Back after The Cluetrain Manifesto came out — first as a website (March, 1999) and then as a book (January 2000) — some of the best feedback came from people in what people used to call the Third World (that was before the first two merged into one, and a bunch of countries in the third group joined in). What it boiled down to was this: “‘Markets are conversations’ is a pretty bright thing for you First Worlders to say, but it’s old hat with us. Your next job is to understand how markets are about more than both transactions and conversations. They’re also about relationships.”

So that’s a setup for quotage from JP Rangaswami. Noting that a fellow twitterer said the word “reputation” is so 1990. today it’s all about relationships, JP added,

Maybe it’s the Calcuttan in me, but I guess I’ve always thought that way. For me, it’s always been all about relationships. Relationship before conversation before transaction. But as the Cluetrain guys so elegantly pointed out, that sequence had been lost in the West, and society had become more about Transaction First, Conversation only if it is going to help Transaction, Relationship only if it is going to help Conversation (and therefore Transaction).

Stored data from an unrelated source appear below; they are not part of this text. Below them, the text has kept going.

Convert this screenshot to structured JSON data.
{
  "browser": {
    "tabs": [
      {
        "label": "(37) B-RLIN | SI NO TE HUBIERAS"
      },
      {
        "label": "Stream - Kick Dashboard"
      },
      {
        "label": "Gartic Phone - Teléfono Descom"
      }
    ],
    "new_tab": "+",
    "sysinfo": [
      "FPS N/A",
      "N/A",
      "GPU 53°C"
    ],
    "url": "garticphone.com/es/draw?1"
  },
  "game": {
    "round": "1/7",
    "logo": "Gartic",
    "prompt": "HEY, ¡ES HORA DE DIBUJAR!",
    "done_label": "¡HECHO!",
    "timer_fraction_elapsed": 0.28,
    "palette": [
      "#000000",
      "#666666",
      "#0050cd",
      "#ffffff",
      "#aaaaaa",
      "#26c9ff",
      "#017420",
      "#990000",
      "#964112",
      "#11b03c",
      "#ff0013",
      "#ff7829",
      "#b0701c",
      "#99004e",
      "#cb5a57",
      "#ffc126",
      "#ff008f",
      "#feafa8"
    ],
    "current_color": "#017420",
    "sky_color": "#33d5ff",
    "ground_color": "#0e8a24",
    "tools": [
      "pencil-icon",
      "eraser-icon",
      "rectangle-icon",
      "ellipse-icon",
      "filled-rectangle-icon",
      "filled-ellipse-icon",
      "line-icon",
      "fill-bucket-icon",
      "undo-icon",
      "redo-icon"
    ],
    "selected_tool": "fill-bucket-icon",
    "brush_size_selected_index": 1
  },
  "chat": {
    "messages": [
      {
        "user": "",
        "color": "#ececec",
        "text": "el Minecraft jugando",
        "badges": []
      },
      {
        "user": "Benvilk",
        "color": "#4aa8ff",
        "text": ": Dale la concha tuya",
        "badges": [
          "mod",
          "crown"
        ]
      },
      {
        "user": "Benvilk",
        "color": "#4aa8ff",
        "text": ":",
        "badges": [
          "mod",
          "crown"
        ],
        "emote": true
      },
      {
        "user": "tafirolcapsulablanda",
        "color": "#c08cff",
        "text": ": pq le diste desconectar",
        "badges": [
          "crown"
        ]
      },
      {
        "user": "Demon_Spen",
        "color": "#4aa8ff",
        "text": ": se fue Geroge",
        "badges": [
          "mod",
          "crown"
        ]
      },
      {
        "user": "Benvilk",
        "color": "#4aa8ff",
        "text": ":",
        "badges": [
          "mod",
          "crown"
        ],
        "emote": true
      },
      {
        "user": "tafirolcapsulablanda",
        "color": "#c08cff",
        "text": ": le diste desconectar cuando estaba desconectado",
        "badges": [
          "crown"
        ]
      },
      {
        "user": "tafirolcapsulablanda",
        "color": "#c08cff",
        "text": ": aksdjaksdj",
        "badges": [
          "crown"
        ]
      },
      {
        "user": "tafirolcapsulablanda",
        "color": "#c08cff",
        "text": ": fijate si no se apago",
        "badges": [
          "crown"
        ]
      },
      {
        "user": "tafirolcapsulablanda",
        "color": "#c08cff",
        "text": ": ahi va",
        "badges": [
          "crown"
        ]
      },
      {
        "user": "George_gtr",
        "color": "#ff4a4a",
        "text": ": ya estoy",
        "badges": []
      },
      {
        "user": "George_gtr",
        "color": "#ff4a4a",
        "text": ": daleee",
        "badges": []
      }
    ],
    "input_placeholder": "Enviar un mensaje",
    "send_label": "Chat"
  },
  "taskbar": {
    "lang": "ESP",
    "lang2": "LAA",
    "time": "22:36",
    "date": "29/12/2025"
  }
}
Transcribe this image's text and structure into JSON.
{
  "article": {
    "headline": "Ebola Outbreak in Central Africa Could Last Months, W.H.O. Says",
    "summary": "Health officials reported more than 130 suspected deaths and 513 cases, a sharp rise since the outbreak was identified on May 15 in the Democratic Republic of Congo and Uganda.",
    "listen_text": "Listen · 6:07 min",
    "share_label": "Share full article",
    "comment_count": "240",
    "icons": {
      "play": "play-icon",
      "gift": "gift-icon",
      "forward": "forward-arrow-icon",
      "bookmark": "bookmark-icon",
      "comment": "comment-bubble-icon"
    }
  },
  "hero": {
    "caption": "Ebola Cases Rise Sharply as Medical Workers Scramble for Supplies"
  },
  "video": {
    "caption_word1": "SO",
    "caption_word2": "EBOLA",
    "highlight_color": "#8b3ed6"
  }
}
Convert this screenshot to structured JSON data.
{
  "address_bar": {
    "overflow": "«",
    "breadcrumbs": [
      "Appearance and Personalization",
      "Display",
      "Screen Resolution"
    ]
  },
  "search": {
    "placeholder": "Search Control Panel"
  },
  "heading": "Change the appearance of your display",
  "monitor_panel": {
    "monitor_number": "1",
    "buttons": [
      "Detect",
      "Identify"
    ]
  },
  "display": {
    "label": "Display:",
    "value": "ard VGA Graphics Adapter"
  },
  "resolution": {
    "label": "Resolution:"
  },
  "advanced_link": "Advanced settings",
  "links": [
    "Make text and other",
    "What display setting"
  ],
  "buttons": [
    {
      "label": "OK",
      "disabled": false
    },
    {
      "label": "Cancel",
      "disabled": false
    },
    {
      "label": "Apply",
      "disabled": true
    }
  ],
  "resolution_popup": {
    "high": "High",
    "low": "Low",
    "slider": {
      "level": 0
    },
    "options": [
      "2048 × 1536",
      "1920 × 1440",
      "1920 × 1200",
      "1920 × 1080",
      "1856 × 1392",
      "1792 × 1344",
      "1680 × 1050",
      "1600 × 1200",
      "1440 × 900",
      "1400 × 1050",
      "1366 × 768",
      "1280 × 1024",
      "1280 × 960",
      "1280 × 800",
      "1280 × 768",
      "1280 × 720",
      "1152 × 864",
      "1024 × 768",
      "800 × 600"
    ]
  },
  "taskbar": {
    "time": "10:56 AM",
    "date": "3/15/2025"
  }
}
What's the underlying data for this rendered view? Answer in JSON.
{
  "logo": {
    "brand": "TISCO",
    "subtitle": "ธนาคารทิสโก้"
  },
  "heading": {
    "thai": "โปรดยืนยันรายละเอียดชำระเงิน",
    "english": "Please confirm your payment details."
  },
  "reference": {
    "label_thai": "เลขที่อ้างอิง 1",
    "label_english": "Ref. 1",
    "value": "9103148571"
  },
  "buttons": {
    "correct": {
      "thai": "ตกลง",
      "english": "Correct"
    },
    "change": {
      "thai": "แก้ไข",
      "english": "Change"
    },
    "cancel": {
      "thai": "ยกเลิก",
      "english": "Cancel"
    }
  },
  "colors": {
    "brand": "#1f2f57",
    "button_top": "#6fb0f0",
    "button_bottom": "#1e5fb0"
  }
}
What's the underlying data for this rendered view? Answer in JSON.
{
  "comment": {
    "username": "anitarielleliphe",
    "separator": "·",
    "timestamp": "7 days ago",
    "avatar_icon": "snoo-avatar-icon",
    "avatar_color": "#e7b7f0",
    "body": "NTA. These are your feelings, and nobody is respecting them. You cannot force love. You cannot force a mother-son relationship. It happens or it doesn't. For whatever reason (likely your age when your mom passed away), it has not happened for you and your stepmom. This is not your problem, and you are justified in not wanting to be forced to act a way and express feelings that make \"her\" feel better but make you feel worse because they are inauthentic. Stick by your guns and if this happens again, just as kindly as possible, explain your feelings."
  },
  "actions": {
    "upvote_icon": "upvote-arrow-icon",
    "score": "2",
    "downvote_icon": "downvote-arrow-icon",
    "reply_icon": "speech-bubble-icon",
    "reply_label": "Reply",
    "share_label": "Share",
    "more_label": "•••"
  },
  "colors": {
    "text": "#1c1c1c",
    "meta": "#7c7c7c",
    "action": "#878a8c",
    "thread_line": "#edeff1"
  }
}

No surprise then that when Customer Relationship Management systems came out, they tended not to be about managing customer relationships, but about managing transactions and exploiting the customer. Because they were deeply rooted in Transaction First.

… and did their best to exclude conversation as well.

Later he adds,

Relationships are about abundance, not scarcity. Provided they are nonhierarchical, of course. That’s what the people who discovered network effects understood, that relationships scale differently, create value differently. Reputation is deeply intertwined with relationship, reputation is an embodiment of what your relationships say about you. So reputations should also be about abundance, not scarcity. And can enjoy network effects as well.

In the past, even in the West, this so-called “Eastern” concept of reputation was understood. Relationships did come first, then conversation, then transaction. It has been lost. Over the last twenty years or so, it is being re-found.

I’m not sure relationship — the real kind — scales. That’s obvious to me every time I open Facebook and find myself on the receiving end of hundreds of requests for me to declare my friendship with acquaintances. Follow me on Twitter if you like, and I might follow you back; but don’t expect me to “relate” in every case.

The relating we’re talking about with VRM is of both an old and a new sort, I think.

The old sort is personal. It’s something I as an individual have, and control. I believe The Mine Project does this.

The new sort is about relating as much or as little as one needs to, with vendors and other entities out in the marketplace. What matters is that you as an individual are in control, and relating — engaging for purposes beyond transaction or conversation — is the purpose.

I have much more to say about this, but need to leave my hotel and get on the first of two planes from San Francisco to Boston. More later.